Saturday, April 14, 2012

Overrated Songs?

I do three different things on this blog, mostly anyway. First, I try to point out cool things about music that people might not know about. Then I do some music criticism, which is criticism of the music itself and occasionally the performance. Third, I do meta-criticism, or criticism of other people's criticism. That's what this post will be. I just ran across a list of overrated songs here. This is on Big Hollywood, a division of founded by Andrew Breitbart who recently passed away. Now I am all in favor of popping bubbles, but I think you need to know what you are doing. There has been a culture war in the US for quite a while now and I think the folks on the right are trying to make some inroads into what they see as the left's domination of media and culture. OK, fair enough. But this isn't the way to do it. Go read the article and we'll talk about why.

Back? OK. First of all, it is not enough to just pick some well-known songs and say they are overrated. Take the first one, number 10 on the list, by Lady Gaga, which has racked up 125 million views on YouTube. If you are going to trash a hit that big, you had better have some significant things to say other than "Her songs are awful." And the accusation of autotune? This is one of the few current singers who probably does not use autotune because she can actually sing! I can't call myself a big fan of Lady Gaga, not this song anyway, but there is no doubt she is talented: she can sing, dance and write good songs. She is also a master of self-promotion, which is why she is so popular. Bad choice of target.

Number 9 is U2 and I pretty much agree. U2 are, I think, phonies and I mentioned this in this post and this one. But Ben Shapiro really undercuts himself by saying "U2 is second only to The Beatles in the pantheon of overrated bands." Really, if you can't distinguish between the quality of U2 and that of the Beatles, you can scarcely call yourself a music critic. One simple indicator of the Beatles' place in history is the astounding number of serious books written about them and their music.

Number 8 is "My Generation" by The Who, one of the really great songs from the 60s and the one that was the classic statement of youthful rebellion. Ben doesn't get it. Like a lot of his examples, if you click on the link to the song, you are likely to enjoy it. His critique: repetitive and he can't understand the words.

Number 7 is"Born to Run" by Bruce Springsteen and I'm going to recuse myself because I have never gotten into his music to any extent, but I know a number of thoughtful listeners who think he is great.

Number 6 is the warhorse "Stairway to Heaven" by Led Zeppelin and I agree with the choice and part of the criticism. Yes, it's long and overblown and pushes the melodrama too far.

Number 5 is "Satisfaction" by the Rolling Stones, another of the great classics of the 60s and this is where I really start thinking Ben Shapiro is an idiot. He says, "It's got a memorable bass line." Yes, pretty good bass line, but he is mistaking the great fuzz guitar lick, which is very famous, for the bass part, which is not. He just can't tell the difference.
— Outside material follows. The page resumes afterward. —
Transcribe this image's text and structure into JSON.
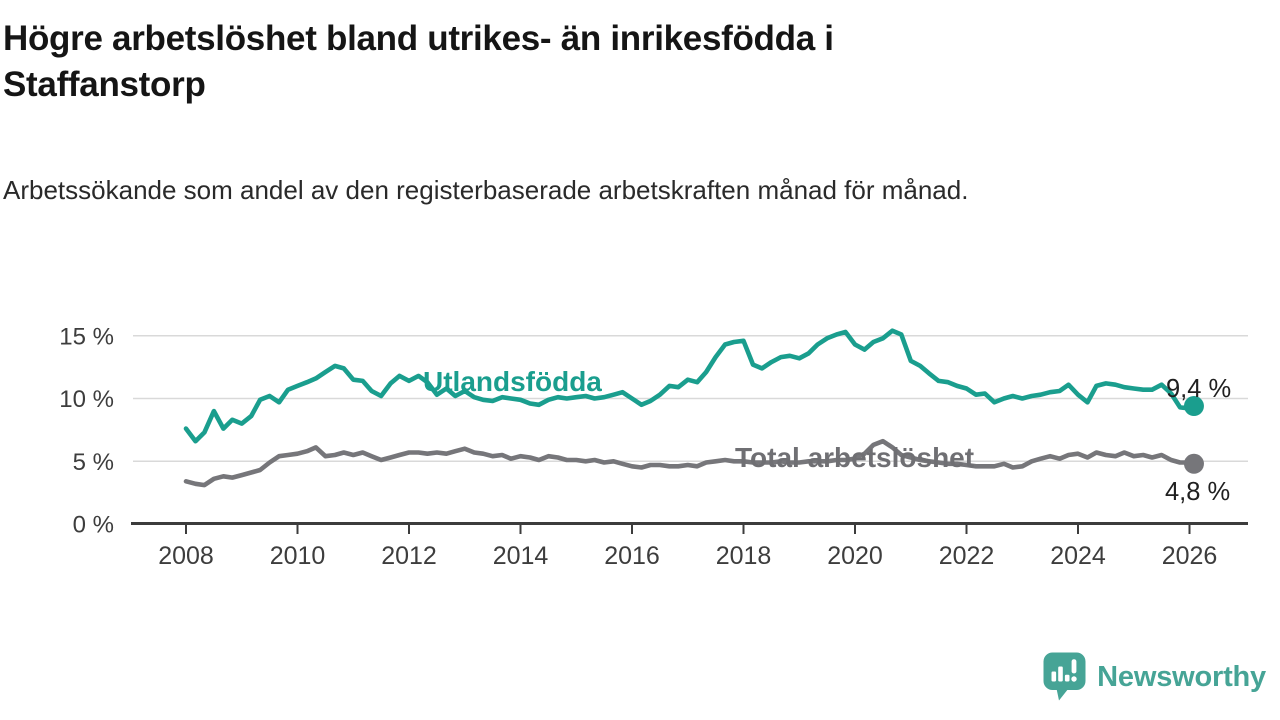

Number 4 is "London Calling" by The Clash, which was pretty important for the freshness it brought to the scene when it came out. I'm not sure it will remain a significant song, but it certainly isn't a bad one.

Number 3 is "Smells Like Teen Spirit" by Nirvana, which is another song and scene that I never responded to. But this is the iconic song of the Seattle grunge scene, for whatever that's worth and again, the problem with Shapiro's critique is that it lacks specificity and shows no signs of knowing anything. He calls the song, "jarring" and "kooky". Well so is Pierrot Lunaire!

Number 2 is "Like A Rolling Stone" by Bob Dylan and he really couldn't have chosen a less-appropriate target. I can just see hundreds of readers clicking through to the song and going "wow, what an amazing song". Which it is. Have a listen:

If that song doesn't give you shivers, I doubt there is much in the world of popular music that would!

And finally, number 1 is "Imagine" by John Lennon. Not his greatest song, certainly, and a frequent target for conservatives who don't agree with the political sentiments, but it has Lennonesque charm and is beloved by many people so if you are going to trash it you need better ammunition than Ben Shapiro can muster. Just calling the song "evil and terrible" won't cut it.

I think I will make my contribution by putting up a post on ten pieces of music that are underrated or scarcely known.